Breaking up, as Neil Sedaka sings it, is hard to do. Equally so with your therapist, as I discovered on Wednesday. I felt pretty angry afterwards, which is a good sign that the therapist was not supporting where I was coming from. At one point I told him, “Stuff you!” What I should have said was: “Shut the f… up, this is my session and you’re doing all the talking.” Now I’m bit embarrassed about the ‘Stuff you’ part but he was giving this whole speech without any regard for how it was coming across. I managed to put my side of the story (quite well I thought) but his blunt interpretations have also given me food for thought. Maybe he’s actually partly right, I realised today. Still, he’s a bully and an ass.
Now I hope the slightly flippant tone of this post doesn’t make you think that I’m taking this whole break-up thing lightly. Far from it. But I also think that we need to be able to laugh about the stuff that’s the most painful to us. After all, choosing your partner is probably the biggest decision of your life so there deserves to be a lot of agonising over it, right?

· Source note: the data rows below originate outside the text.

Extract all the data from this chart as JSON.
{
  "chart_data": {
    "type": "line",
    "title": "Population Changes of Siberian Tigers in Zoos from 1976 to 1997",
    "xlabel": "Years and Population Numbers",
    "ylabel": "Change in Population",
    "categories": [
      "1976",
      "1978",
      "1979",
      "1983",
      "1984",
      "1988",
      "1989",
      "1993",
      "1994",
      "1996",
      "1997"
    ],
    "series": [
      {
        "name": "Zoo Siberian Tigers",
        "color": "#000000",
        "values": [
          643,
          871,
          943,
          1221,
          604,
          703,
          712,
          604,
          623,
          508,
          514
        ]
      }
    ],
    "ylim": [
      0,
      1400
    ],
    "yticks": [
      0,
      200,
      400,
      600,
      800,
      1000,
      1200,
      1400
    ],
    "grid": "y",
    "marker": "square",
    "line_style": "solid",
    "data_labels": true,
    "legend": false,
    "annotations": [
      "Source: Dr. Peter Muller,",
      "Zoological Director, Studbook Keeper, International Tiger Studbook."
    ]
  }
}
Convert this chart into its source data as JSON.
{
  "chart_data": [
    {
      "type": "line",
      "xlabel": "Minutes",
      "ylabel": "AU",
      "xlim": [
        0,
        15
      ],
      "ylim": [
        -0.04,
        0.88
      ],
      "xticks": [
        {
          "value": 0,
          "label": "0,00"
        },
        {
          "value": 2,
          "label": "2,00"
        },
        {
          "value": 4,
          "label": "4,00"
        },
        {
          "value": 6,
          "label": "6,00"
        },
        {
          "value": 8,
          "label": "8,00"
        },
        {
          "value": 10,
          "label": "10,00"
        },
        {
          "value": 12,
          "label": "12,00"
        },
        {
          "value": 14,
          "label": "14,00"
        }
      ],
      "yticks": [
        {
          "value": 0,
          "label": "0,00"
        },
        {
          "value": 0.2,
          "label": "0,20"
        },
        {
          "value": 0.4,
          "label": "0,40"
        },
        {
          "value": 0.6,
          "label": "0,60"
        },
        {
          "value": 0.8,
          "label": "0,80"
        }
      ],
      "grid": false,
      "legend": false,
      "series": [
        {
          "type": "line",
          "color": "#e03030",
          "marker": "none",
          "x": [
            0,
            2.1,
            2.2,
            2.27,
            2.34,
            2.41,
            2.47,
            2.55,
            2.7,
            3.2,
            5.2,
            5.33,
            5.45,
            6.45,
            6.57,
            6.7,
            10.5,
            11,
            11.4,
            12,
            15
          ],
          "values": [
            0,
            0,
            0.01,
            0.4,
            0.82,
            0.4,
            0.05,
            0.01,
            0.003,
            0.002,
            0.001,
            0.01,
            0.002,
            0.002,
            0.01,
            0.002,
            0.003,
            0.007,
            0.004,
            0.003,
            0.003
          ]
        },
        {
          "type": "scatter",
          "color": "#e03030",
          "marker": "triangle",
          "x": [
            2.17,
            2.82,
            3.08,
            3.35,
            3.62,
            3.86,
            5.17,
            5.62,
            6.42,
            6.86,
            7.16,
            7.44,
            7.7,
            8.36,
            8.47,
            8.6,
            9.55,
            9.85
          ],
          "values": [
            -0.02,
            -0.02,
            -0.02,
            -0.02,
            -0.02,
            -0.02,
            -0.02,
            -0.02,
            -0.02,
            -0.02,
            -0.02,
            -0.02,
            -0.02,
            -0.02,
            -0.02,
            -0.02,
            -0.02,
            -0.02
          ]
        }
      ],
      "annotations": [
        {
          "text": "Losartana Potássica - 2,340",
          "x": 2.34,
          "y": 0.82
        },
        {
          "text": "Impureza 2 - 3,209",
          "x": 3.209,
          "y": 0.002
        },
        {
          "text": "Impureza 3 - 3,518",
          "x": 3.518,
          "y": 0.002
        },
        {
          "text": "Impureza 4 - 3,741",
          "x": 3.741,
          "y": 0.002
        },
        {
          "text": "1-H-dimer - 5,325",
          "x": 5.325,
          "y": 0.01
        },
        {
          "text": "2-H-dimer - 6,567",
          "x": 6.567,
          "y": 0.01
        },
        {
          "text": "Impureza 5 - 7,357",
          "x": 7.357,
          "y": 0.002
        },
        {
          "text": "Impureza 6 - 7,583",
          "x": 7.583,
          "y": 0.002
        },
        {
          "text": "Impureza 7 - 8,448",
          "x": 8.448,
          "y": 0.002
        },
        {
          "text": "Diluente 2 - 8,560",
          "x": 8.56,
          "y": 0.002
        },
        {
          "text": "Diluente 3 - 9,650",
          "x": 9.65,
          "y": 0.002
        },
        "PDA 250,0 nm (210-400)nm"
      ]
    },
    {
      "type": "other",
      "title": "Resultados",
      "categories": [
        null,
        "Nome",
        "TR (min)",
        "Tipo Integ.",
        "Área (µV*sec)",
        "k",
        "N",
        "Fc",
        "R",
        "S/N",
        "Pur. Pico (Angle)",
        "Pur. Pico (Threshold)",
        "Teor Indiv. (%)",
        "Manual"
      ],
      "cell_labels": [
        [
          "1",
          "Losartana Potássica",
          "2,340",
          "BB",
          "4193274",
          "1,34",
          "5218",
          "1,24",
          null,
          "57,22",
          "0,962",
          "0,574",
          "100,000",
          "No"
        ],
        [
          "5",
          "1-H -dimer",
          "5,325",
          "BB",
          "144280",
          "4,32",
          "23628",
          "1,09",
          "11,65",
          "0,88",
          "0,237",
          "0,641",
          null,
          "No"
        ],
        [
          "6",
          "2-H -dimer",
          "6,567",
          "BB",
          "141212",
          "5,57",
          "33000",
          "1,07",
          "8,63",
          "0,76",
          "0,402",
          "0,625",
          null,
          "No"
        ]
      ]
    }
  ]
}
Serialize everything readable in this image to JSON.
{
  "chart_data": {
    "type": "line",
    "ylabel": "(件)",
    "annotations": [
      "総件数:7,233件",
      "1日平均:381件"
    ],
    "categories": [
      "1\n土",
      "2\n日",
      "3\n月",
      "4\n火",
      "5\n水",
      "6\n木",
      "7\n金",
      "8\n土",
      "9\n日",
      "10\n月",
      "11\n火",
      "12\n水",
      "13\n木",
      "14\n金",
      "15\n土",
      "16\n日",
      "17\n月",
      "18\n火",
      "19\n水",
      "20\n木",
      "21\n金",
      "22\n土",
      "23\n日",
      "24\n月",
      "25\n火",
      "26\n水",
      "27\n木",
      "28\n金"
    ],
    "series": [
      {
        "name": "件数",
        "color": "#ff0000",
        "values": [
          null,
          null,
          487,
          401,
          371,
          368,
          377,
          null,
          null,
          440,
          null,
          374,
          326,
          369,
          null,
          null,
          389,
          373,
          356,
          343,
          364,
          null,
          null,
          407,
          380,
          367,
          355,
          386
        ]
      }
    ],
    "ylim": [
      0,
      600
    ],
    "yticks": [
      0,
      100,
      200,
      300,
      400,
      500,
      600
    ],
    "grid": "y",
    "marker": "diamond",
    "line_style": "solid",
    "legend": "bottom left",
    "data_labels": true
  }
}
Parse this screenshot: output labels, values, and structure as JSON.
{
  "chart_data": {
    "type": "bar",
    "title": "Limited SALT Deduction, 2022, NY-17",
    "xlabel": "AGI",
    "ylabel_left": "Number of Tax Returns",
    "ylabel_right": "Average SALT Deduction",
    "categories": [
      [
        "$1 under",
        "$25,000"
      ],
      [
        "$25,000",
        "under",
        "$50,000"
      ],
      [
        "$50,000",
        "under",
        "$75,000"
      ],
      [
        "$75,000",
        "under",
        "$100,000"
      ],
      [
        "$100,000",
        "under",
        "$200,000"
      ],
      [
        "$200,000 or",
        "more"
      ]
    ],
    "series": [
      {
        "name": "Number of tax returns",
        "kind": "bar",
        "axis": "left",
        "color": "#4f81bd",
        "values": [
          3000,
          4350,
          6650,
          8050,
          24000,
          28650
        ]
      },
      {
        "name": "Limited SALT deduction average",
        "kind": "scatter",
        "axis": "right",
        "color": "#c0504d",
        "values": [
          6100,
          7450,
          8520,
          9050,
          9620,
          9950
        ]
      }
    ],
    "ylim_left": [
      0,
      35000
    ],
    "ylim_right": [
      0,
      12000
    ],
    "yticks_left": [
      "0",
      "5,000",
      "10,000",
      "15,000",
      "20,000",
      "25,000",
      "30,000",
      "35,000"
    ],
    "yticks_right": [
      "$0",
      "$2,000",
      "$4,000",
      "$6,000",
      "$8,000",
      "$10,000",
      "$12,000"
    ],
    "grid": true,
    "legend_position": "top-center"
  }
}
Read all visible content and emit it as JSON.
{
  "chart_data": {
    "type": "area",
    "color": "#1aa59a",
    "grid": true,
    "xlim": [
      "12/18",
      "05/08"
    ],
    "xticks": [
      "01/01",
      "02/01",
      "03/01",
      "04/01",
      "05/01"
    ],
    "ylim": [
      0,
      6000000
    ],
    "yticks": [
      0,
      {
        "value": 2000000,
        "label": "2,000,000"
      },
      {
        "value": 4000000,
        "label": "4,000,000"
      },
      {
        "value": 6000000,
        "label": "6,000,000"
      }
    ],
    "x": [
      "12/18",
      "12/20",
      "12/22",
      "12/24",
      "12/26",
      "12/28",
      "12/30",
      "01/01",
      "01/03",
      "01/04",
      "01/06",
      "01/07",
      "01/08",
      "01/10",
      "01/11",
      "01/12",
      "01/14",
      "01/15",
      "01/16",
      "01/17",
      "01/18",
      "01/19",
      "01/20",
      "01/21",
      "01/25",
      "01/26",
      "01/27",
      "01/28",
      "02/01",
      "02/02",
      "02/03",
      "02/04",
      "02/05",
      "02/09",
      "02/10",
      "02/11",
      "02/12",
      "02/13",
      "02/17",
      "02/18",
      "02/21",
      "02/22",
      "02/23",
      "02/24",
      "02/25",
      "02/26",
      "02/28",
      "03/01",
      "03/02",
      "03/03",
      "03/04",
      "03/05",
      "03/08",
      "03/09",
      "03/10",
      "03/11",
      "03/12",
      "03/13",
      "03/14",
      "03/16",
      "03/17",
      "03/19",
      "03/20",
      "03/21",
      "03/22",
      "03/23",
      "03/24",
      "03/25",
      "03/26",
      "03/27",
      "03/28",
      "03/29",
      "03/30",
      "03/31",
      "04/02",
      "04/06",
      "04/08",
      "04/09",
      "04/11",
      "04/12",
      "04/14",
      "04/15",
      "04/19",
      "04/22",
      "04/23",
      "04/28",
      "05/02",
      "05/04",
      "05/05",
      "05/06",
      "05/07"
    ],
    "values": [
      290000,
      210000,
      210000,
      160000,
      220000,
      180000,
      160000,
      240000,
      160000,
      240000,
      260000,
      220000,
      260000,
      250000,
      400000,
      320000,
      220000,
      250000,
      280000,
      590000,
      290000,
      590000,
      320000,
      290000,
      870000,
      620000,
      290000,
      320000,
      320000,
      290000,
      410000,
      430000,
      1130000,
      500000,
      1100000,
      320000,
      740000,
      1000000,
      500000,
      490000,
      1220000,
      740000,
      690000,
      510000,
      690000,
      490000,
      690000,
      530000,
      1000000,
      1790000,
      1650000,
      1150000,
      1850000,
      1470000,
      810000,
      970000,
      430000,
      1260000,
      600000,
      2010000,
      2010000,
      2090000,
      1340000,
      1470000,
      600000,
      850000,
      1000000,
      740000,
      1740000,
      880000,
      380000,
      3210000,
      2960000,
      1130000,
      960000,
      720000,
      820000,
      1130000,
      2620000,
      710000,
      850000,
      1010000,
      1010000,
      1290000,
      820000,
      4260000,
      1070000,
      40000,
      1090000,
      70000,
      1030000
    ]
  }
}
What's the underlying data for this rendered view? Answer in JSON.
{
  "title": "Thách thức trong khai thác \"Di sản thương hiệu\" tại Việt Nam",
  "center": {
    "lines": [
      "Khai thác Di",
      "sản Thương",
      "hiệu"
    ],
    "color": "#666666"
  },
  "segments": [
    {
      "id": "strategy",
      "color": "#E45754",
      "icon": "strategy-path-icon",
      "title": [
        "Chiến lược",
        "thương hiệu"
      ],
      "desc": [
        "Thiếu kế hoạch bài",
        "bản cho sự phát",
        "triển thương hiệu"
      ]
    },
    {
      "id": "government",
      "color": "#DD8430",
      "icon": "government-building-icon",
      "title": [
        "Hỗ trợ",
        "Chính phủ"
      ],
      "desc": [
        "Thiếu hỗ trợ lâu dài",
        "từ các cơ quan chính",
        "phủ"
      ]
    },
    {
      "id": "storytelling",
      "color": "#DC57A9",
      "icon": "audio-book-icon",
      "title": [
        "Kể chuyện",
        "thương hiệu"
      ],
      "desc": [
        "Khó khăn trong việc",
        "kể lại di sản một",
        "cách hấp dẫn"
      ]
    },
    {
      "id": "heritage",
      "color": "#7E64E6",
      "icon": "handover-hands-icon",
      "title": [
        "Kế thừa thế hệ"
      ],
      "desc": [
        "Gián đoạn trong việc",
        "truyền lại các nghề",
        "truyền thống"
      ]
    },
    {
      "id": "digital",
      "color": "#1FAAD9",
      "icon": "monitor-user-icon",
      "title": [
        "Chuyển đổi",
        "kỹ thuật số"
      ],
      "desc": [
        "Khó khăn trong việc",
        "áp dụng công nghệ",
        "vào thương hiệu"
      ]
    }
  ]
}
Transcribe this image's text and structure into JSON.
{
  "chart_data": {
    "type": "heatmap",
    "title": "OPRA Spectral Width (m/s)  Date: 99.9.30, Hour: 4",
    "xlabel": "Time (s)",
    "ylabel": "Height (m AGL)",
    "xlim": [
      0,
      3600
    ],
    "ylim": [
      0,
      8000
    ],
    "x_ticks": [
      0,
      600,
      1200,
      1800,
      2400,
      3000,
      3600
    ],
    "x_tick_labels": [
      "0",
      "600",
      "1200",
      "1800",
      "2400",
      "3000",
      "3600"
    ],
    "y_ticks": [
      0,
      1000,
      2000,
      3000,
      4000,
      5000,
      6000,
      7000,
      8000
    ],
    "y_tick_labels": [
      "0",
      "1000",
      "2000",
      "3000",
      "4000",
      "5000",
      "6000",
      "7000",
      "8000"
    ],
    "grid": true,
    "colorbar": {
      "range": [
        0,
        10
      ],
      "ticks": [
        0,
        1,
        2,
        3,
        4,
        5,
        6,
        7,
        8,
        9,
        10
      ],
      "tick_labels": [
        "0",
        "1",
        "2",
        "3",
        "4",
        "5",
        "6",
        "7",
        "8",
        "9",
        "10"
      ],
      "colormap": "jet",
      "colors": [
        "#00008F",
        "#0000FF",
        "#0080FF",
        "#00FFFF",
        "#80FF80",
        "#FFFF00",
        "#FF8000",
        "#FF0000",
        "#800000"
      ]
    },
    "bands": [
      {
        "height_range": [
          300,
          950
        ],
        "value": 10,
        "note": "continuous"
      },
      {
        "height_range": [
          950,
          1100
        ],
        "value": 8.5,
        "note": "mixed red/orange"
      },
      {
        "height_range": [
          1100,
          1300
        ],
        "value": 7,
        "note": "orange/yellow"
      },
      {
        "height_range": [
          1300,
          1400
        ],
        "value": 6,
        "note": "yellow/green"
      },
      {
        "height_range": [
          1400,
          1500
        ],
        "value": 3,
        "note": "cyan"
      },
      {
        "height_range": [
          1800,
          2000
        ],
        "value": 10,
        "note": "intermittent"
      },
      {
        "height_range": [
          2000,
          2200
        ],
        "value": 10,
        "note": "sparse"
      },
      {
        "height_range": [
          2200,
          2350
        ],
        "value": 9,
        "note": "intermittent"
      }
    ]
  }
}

Coming back to the therapy break-up, I was interested to read other people’s experiences. In the NYT, Richard Friedman says:
With rare exceptions, the ultimate aim of all good psychotherapists is, well, to make themselves obsolete. After all, whatever drove you to therapy in the first place — depression, anxiety, relationship problems, you name it — the common goal of treatment is to feel and function better independent of your therapist.
To put it bluntly, good therapy is supposed to come to an end.
But when? And how is the patient to know? Is the criterion for termination “cure” or is it just feeling well enough to be able to call it a day and live with the inevitable limitations and problems we all have?
The likeable Dr Rob over at shrinktalk adds the following:
… some clients are not connecting with their therapist or are not making progress that is to their satisfaction. No therapist can work perfectly with every client , and good therapists understand this. Again, honesty is the best policy here, and simply telling your therapist that you would like to work with someone else is completely acceptable. However, some clients struggle with this, and will often leave me voicemails with specious reasons so as not to deal with perceived confrontation:
My insurance won’t cover it
It’s too expensive
Your office is too far away
It’s too cold out
You are too young
You are too old
You are incompetent (commonly relayed as “you suck,” or “you’re an arrogant ass”)
I want to work with someone with blond hair
I need a Jewish therapist
Fuck off and die
Now I know he’s just joking about the “fuck off and die” part but it feels quite therapeutic just to read that and imagine someone saying it to their therapist via voicemail. Of course, as Rob also points out, very often clients leave therapy because the therapy is touching a nerve and it’s uncomfortable for them to go there.
For me, the answer was yes and no. Yes, we were touching a nerve and no, I wasn’t running away from it as much as getting frustrated that he wasn’t helping me to make progress in working with it. Just let me be, I wanted to say, let me do this therapy at my pace. And it also didn’t help that he was trying to pressure me into making a longer commitment to the therapy. Ambivalence is not a healthy state to be in, was the message I got, so you need to commit to the process. Now I agree that it’s not that helpful to be ambivalent but it’s also not helpful to ignore the ambivalence by rushing into a commitment. That way leads to resentment. What I think he should have done was to try and hold the ambivalence and try and be sensitive to the underlying anxiety rather than trying to bully me into doing things his way.
From a reader’s point of view I enjoyed some of the comments over at Yelp:
Take him/her out to dinner, get a couple of drinks going, and say, “It’s not you, it’s me.” Leave him/her with the check and SCRAM.
If it’s not working for you, be up front with him/her. Try to identify what it is that you are looking to work on and why that’s not happening. Maybe you’ve gone as far as you can go with this particular practicioner. You won’t know until you vocalize your concerns. … Sometimes it’s just time to move on.
As for the song, I like the Violent Femmes version.